God and Devil World - Bölüm 204: Takip


Çeviren: Arthas

Düzenleyen: Hedera

   Yue, White Bones’un evrimini tamamladığını görünce eşyalarını toplamaya başladı. White Bones’u kullanarak uçuruma tırmanmak için yeterli uzunlukta bir merdiven oluşturdu ve yaban domuzu ile ilk karşılaştığı yere dönmeye çalıştı.

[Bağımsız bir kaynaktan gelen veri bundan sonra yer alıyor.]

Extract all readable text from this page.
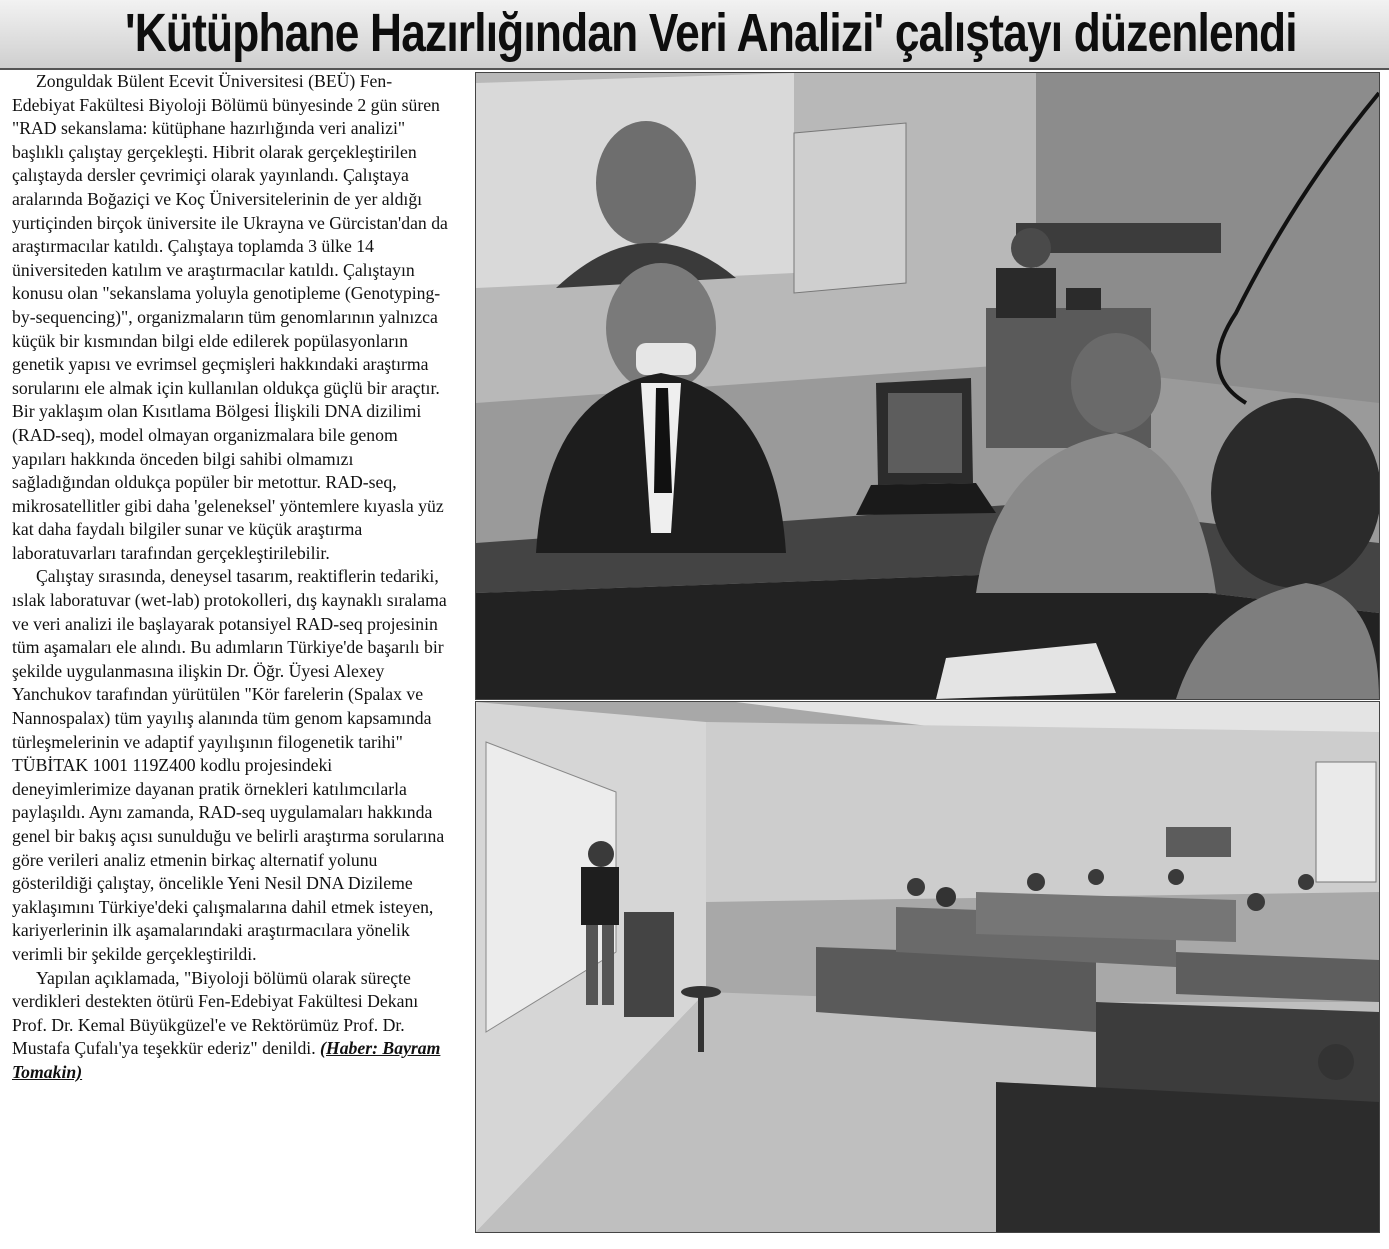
'Kütüphane Hazırlığından Veri Analizi' çalıştayı düzenlendi

Zonguldak Bülent Ecevit Üniversitesi (BEÜ) Fen-Edebiyat Fakültesi Biyoloji Bölümü bünyesinde 2 gün süren "RAD sekanslama: kütüphane hazırlığında veri analizi" başlıklı çalıştay gerçekleşti. Hibrit olarak gerçekleştirilen çalıştayda dersler çevrimiçi olarak yayınlandı. Çalıştaya aralarında Boğaziçi ve Koç Üniversitelerinin de yer aldığı yurtiçinden birçok üniversite ile Ukrayna ve Gürcistan'dan da araştırmacılar katıldı. Çalıştaya toplamda 3 ülke 14 üniversiteden katılım ve araştırmacılar katıldı. Çalıştayın konusu olan "sekanslama yoluyla genotipleme (Genotyping-by-sequencing)", organizmaların tüm genomlarının yalnızca küçük bir kısmından bilgi elde edilerek popülasyonların genetik yapısı ve evrimsel geçmişleri hakkındaki araştırma sorularını ele almak için kullanılan oldukça güçlü bir araçtır. Bir yaklaşım olan Kısıtlama Bölgesi İlişkili DNA dizilimi (RAD-seq), model olmayan organizmalara bile genom yapıları hakkında önceden bilgi sahibi olmamızı sağladığından oldukça popüler bir metottur. RAD-seq, mikrosatellitler gibi daha 'geleneksel' yöntemlere kıyasla yüz kat daha faydalı bilgiler sunar ve küçük araştırma laboratuvarları tarafından gerçekleştirilebilir.

Çalıştay sırasında, deneysel tasarım, reaktiflerin tedariki, ıslak laboratuvar (wet-lab) protokolleri, dış kaynaklı sıralama ve veri analizi ile başlayarak potansiyel RAD-seq projesinin tüm aşamaları ele alındı. Bu adımların Türkiye'de başarılı bir şekilde uygulanmasına ilişkin Dr. Öğr. Üyesi Alexey Yanchukov tarafından yürütülen "Kör farelerin (Spalax ve Nannospalax) tüm yayılış alanında tüm genom kapsamında türleşmelerinin ve adaptif yayılışının filogenetik tarihi" TÜBİTAK 1001 119Z400 kodlu projesindeki deneyimlerimize dayanan pratik örnekleri katılımcılarla paylaşıldı. Aynı zamanda, RAD-seq uygulamaları hakkında genel bir bakış açısı sunulduğu ve belirli araştırma sorularına göre verileri analiz etmenin birkaç alternatif yolunu gösterildiği çalıştay, öncelikle Yeni Nesil DNA Dizileme yaklaşımını Türkiye'deki çalışmalarına dahil etmek isteyen, kariyerlerinin ilk aşamalarındaki araştırmacılara yönelik verimli bir şekilde gerçekleştirildi.

Yapılan açıklamada, "Biyoloji bölümü olarak süreçte verdikleri destekten ötürü Fen-Edebiyat Fakültesi Dekanı Prof. Dr. Kemal Büyükgüzel'e ve Rektörümüz Prof. Dr. Mustafa Çufalı'ya teşekkür ederiz" denildi. (Haber: Bayram Tomakin)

  2. Derece Siyah Pullu Yaban Domuzu ağaçları yıkarak ilerlediği için geri dönüş yolunu bulmak kolay olmalıydı.

   Fakat ormanın içinde yüz metre ilerlemişlerdi ki zor bir seçimle karşılaştılar. Önlerinde ağaçların yıkılarak yol açtığı iki yol vardı. Yue’nun hangisinin doğru yol olduğunu bilmesine imkan yoktu.

   Eğer yanlış yola saparsa bir canavar sürüsünün kucağına düşebilir, ölümü canavarlar tarafından parçalanmak olabilirdi. Veya yaban domuzu gibi bir canavarla daha karşılaşırsa, uçurum taktiğinin bu sefer de işe yarayacağına dair bir dayanağı yoktu.

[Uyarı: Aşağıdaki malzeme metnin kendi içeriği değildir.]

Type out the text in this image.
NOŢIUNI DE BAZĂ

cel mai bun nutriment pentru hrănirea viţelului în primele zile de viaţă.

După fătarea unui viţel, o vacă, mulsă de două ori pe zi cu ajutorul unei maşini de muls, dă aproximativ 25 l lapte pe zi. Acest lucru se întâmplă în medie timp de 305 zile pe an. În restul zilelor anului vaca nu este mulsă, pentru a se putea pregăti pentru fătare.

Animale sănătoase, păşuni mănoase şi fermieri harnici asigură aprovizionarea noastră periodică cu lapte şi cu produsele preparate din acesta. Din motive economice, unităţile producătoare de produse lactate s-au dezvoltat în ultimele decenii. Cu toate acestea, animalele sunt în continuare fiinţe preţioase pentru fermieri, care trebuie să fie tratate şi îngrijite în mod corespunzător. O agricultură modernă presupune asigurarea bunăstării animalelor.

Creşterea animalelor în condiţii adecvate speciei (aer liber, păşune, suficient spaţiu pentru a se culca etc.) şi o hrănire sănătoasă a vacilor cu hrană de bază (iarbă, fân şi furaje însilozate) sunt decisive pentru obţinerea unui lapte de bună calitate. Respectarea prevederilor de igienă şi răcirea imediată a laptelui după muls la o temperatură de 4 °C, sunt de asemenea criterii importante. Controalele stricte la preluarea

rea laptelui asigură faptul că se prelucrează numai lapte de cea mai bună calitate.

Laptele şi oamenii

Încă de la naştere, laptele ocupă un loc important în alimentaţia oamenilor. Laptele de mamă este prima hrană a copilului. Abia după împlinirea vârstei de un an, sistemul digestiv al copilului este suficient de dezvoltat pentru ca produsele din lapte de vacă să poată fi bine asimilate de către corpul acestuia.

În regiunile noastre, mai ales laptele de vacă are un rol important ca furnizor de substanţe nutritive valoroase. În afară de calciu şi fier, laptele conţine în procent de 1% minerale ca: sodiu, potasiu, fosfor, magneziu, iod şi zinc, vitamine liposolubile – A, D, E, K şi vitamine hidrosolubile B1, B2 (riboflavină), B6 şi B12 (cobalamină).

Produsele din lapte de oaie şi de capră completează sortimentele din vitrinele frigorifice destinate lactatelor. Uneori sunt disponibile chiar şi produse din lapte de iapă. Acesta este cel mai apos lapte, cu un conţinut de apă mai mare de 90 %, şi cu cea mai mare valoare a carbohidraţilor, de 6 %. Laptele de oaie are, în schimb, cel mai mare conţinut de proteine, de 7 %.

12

   Yue biraz düşündükten sonra üçüncü seçeneği seçerek uçurumdn  aşağı indi. Nehri takip ederek ilerlemeye başladı. Çinde çok fazla insan vardı. Su kaynağı olduğu sürece bir yerlere yerleşirlerdi. Yue ilerlediği yol boyunca en kısa sürede bir köyle karşılaşması için dua etmek dışında bir şey yapamazdı.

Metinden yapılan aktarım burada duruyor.